Mock NCLEX RN Exam
Question 1 of 5.
Prior to his discharge from the hospital, a cardiac client is started on digoxin (Lanoxin) 25 mg po qd. The nurse initiates discharge teaching. Which of the following statements by the client would validate an understanding of his medication?
A. I would notify my physician immediately if I experience nausea, vomiting, and double vision.'
B. I could stop taking this medication when I begin to feel better.'
C. I should only take the medication if my heart rate is greater than 100 bpm.'
D. I should always take this medication with an antacid.'
Explanation: The first signs of digoxin toxicity include abdominal pain, anorexia, nausea, vomiting, and visual disturbances. The physician should be notified if any of these symptoms are experienced. The positive inotropic effects of digoxin increase cardiac output and result in an enhanced activity tolerance. 'Feeling better' indicates the drug is working and medication therapy must be continued. Clients should be taught to take their pulse prior to taking the digoxin. If their pulse rate becomes irregular, slows significantly, or is >100 bpm the physician should be notified. Antacids decrease the effectiveness of digoxin.
Question 2 of 5.
The physician has ordered a low-residue diet for a client with Crohn's disease. Which food is not permitted in a low-residue diet?
A. Mashed potatoes
B. Smooth peanut butter
C. Fried fish
D. Rice
Explanation: A low-residue diet minimizes fiber and irritating foods; fried fish is high in fat and can irritate the gut, making it unsuitable for Crohn's disease.
Question 3 of 5.
The physician has ordered Eskalith (lithium carbonate) 500 mg three times a day and Risperdal (risperidone) 2 mg twice daily for a client admitted with bipolar disorder, acute manic episodes. The best explanation for the client's medication regimen is:
A. The client's symptoms of acute mania are typical of undiagnosed schizophrenia.
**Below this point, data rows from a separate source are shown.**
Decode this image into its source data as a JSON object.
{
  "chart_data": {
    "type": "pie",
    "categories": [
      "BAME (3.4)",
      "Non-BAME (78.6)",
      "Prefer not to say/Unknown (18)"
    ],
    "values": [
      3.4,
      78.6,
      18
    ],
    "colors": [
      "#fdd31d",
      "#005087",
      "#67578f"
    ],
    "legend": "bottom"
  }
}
B. Antipsychotic medication is used to manage behavioral excitement until mood stabilization occurs.
C. The client will be more compliant with a medication that allows some feelings of hypomania.
D. Antipsychotic medication prevents psychotic symptoms commonly associated with the use of mood stabilizers.
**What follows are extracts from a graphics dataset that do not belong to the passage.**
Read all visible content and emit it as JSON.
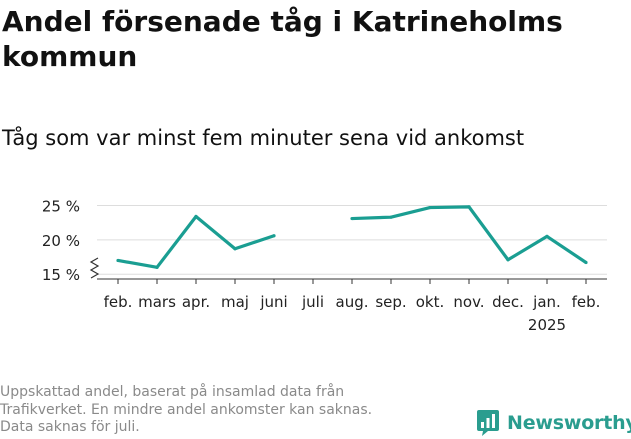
{
  "title": "Andel försenade tåg i Katrineholms kommun",
  "subtitle": "Tåg som var minst fem minuter sena vid ankomst",
  "footer": {
    "lines": [
      "Uppskattad andel, baserat på insamlad data från",
      "Trafikverket. En mindre andel ankomster kan saknas.",
      "Data saknas för juli."
    ]
  },
  "brand": {
    "name": "Newsworthy",
    "icon": "newsworthy-logo-icon",
    "color": "#2a9d8f"
  },
  "chart_data": {
    "type": "line",
    "categories": [
      "feb.",
      "mars",
      "apr.",
      "maj",
      "juni",
      "juli",
      "aug.",
      "sep.",
      "okt.",
      "nov.",
      "dec.",
      "jan.",
      "feb."
    ],
    "category_sublabels": [
      "",
      "",
      "",
      "",
      "",
      "",
      "",
      "",
      "",
      "",
      "",
      "2025",
      ""
    ],
    "series": [
      {
        "values": [
          17.0,
          16.0,
          23.4,
          18.7,
          20.6,
          null,
          23.1,
          23.3,
          24.7,
          24.8,
          17.1,
          20.5,
          16.7
        ],
        "color": "#1a9e92"
      }
    ],
    "yticks": [
      15,
      20,
      25
    ],
    "ytick_labels": [
      "15 %",
      "20 %",
      "25 %"
    ],
    "ylim": [
      14.3,
      25.8
    ],
    "y_axis_break": true,
    "grid": true,
    "legend": "none",
    "xlabel": "",
    "ylabel": ""
  }
}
Explanation: Risperidone, an antipsychotic, is used to control acute manic symptoms like agitation, while lithium stabilizes mood over time, addressing the immediate behavioral excitement.
Question 4 of 5.
Which one of the following situations represents a maturational crisis for the family?
A. A four-year-old entering nursery school
B. Development of preeclampsia during pregnancy
C. Loss of employment and health benefits
D. Hospitalization of a grandfather with a stroke
Explanation: A maturational crisis involves normal developmental transitions, such as a child entering nursery school, which can stress family dynamics.
Question 5 of 5.
The nurse is making room assignments for four obstetrical clients. If only one private room is available, it should be assigned to:
A. A multigravida with diabetes mellitus
B. A primigravida with preeclampsia
C. A multigravida with preterm labor
D. A primigravida with hyperemesis gravidarum
Explanation: Preeclampsia requires close monitoring due to risks like seizures or stroke, making a private room essential for a primigravida with this condition.